Potentilla Canadensis. © 2025 Carla Royal.
The Balance of Speed and Depth
Of course, not all speed is hollow. Sometimes urgency is real. There are bills to pay, launches to meet, people depending on us. The world doesn't always pause so we can compost our pain. Sometimes we have to build while grieving, lead while unraveling, but perhaps not as often as we think.
But that's exactly why roots matter.
Because when the storm hits—and it will—it's not your polish that holds you steady. It's the unseen depth you build when no one is clapping. It's the inner scaffolding you grow in the quiet, in the mess, in the wait.
We live in a world that worships the visible: the metrics, the followers, the outward signs of success. But there's a wisdom in what lies beneath, in developing what Stephen Porges might describe as a well-regulated nervous system that can stay grounded even when external conditions signal threat. A sense of safety that comes from knowing who you are beyond the metrics. Something that can't be taken away by a bad review, a failed launch, or a shifting market.
Slowness isn't a luxury. It's a strategy for resilience.
You don't have to choose between motion and meaning. But if you're not careful, speed will steal your depth. And you won't even notice until the whole thing breaks.
This is the wisdom my garden is teaching me. That life emerges through death, not despite it. It is decay, essential decay, creating protection and nourishment for what is trying to be born. That patience—that much maligned virtue in our accelerated world—is the soil from which real strength grows.
The Leaders Who Last
The leaders who endure are not the ones who sanitize their struggles. They're the ones who sit with discomfort. Who let it teach them. Who let the grief have its full cycle. Who tend to their roots when no one is looking.

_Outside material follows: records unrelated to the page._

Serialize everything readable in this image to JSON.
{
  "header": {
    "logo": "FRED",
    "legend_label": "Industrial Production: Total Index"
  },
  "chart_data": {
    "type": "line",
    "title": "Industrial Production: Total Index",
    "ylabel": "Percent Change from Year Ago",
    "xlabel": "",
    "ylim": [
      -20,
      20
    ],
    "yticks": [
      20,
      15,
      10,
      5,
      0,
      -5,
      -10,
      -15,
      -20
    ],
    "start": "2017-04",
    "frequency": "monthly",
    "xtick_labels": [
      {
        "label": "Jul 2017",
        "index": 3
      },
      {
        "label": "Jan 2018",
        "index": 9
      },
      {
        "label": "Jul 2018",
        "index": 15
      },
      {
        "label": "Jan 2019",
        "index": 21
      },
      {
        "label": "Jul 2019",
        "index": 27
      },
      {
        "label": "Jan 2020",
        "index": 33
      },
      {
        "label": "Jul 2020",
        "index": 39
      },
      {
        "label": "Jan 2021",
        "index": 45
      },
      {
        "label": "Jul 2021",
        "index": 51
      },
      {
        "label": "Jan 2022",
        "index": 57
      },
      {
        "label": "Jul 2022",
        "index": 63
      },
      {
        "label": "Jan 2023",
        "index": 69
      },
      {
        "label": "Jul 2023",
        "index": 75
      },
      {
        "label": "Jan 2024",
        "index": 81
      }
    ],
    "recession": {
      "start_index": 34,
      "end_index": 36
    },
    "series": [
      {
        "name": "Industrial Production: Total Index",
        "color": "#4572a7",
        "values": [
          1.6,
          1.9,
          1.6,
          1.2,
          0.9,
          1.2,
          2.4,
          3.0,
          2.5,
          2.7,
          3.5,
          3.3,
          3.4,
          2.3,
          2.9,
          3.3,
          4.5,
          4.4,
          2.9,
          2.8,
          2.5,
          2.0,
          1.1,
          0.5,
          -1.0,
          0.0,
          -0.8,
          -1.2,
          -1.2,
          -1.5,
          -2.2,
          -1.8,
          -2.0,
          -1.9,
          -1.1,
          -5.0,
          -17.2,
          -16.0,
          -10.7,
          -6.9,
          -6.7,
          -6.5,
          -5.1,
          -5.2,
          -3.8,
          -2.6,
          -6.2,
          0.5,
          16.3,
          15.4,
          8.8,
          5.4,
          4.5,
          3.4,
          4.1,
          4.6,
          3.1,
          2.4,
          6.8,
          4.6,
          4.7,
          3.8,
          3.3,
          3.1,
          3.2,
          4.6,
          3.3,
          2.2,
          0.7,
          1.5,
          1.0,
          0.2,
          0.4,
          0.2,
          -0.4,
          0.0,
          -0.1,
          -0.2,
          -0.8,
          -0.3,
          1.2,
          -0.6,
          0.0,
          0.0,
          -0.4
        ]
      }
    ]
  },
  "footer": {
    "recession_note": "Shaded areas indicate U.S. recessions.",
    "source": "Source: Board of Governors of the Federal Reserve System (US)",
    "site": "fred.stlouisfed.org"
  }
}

In a culture that prizes confidence over competence, that rewards the appearance of wisdom over its embodiment, simply admitting that growth takes time becomes a radical act. The bravest voices today aren't the ones with ready answers, but those who say, "I don't know yet" or "This is still forming."
So I'll ask you:
What challenges in your life might be serving as protection for something that's not yet ready to emerge?
What deserves your patient attention rather than your immediate action?
What are you trying to clean up too quickly that might actually need more time?
What would change if you invested as much energy in your roots as you do in what's visible?
The ones who journey through the depths and don't hurry toward the surface—they're the ones who develop true wisdom. The ones who don't just shine but stay. The ones who aren't afraid of their own dark places.
That's where genuine wisdom lives. Not in quick answers, but in patient questions. Not in rapid growth, but in what emerges after necessary decay. In the crown that rises only because the roots run deep.